This has been a rough week, and I wasn’t able to admit that to myself until Thursday afternoon when things finally got a lot sunnier. Compared to last week, which featured death and stress and an emotional breakdown, this one was all sunshine and roses, but I kept feeling like it was just one thing after another. And, when you’re already feeling borderline overwhelmed and emotionally drained, every tiny little thing feels like it could be the straw that breaks it all.
But, then, I got out of class yesterday and it was sunny and I felt good and with my break before work, I went grocery shopping and ran some errands and did I mention it was sunny? I had to text my dad and say, “It’s taken four years, but California has officially won me over.” Screw the stupid rain, which I have always claimed to love. I’ll take sunshine. Really, the thing is that rain is nice when you can sit by a window and read and it’s dramatically less nice when walking home from work, your flats get flooded with rain water and your jeans soaked up to the knees.
I know I’ve said this twelve times by now, but you might have noticed I regularly repeat things as if they are sudden realizations, because they somehow seem new to me. It’s just that, I don’t understand my new miraculous ability to survive on so little sleep. Five hours a night is about the max I get between Monday and Friday. My dad is a workaholic who has gone decades on that little sleep, but then about a year ago we were talking on the phone and he said, “You know, it’s the craziest thing. Lately I’ve been sleeping 8 hours a night and I feel so much better.” Of course, I was like, “I could have told you that twenty years ago,” but I get it now. You do start to feel super human. Above sleep. But, really what you’re doing is falling more and more in love with sleep than you ever have been before. And, I do notice that though I feel great throughout the day, whenever I so much as lean my head against a chair, I’m suddenly so exhausted I could lay down in the middle of the library and fall asleep. I actually fantasize about that. I picture myself curling up in the corner of a classroom and wonder if I could fall asleep there. Really, though, it hasn’t been that bad. It has, however, made me even more terrified of having kids. Sleep deprivation is a good way to break someone and I hear the little ones are good at that.
It happened to me again yesterday that I didn’t realize how focused and concentrated I was on the things that had to be done right now! until suddenly they were mostly done and I could finally see beyond the end of my own nose again. I felt guilty, because I have been meaning to call my dad for weeks now (more than just texts and emails), but I can never seem to find a free moment, so I keep thinking, I’ll do that over the weekend when I’m actually at home, but then I forget or still have no time. And the same scenario plays out with just about everyone in my life. I’m the kind of weird person who forgets how much she likes and needs people. When I’m finally not distracted, it feels nice to just talk to people: coworkers, classmates, family, friends. Something in the region of my heart actually feels lifted.

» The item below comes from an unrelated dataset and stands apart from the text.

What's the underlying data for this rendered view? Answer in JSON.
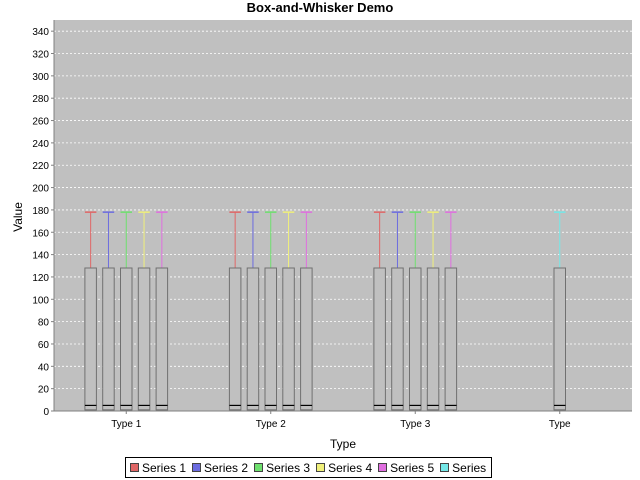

So, things are looking up and I’m so excited to drink some wine or beer and write and maybe spend some time outside and call my dad (and my mom). Waiting for me at the end of the next two challenging weeks is a Spring Break trip to Arizona and I can’t wait. The plans have been set to drink by the pool, which in the last two stress-filled years has become my favorite thing to do. Lisa and I have also been planning a number of exciting events that will probably end up mashed into one, because after years of joking about it, we actually are pretty busy and important (okay, less so important) these days. But, there are Rob Pattinson movies to suffer through and Casper moments to reminisce over and a very special 10 year anniversary that I will have to blog about as it approaches. Priorities, you know!

{ 6 comments… read them below or add one }
1) I have been MIA from commenting on your blog, I have been reading though!
2) I feel the same way. I’m always exhausted from school, interning and work and I always mean to do simple tasks but am too tired or forget when I have free time on the weekend. I NEVER seem to have enough time. Recently I’ve been wondering if life will always be like this. I really hope not
I’m not sure whether I could survive on 5 hours of sleep. Maybe 6, definitely 7, but I think I just turn into McGrumpster on 5. I commend you for those skills!!
I can identify with this lifestyle a little too much.
But, as time seems to be freeing up, another good thing in your future is me installing software on your computer! (I haven’t forgotten)
When you can, savor slowing down and breathing. It’s really refreshing.
The dark circles under my eyes get darker everyday. Last night though I went to bed at 10:30, which is hours before a night where I have to go to work the next day. I hate not having enough time too, it’s suffocating and then you look back on your week to remember what you did and it all seems so unimportant.
I’ve been reading your blog for a while now, just getting around to commenting.
The football coach at the college I went to, tried to train himself to go without sleep. I think he was only sleeping like 2 or 3 hours a night so that he could work more. I love sleep too much to be able to do that.
Sleep does wonders for the soul. I can run on 4 or 5 hours of sleep during the week but I absolutely love to catch up on sleep during the weekend. I am glad that Cali has won you over. And that you have some fun plans coming up in the next few weeks to focus on while making it through the next two weeks.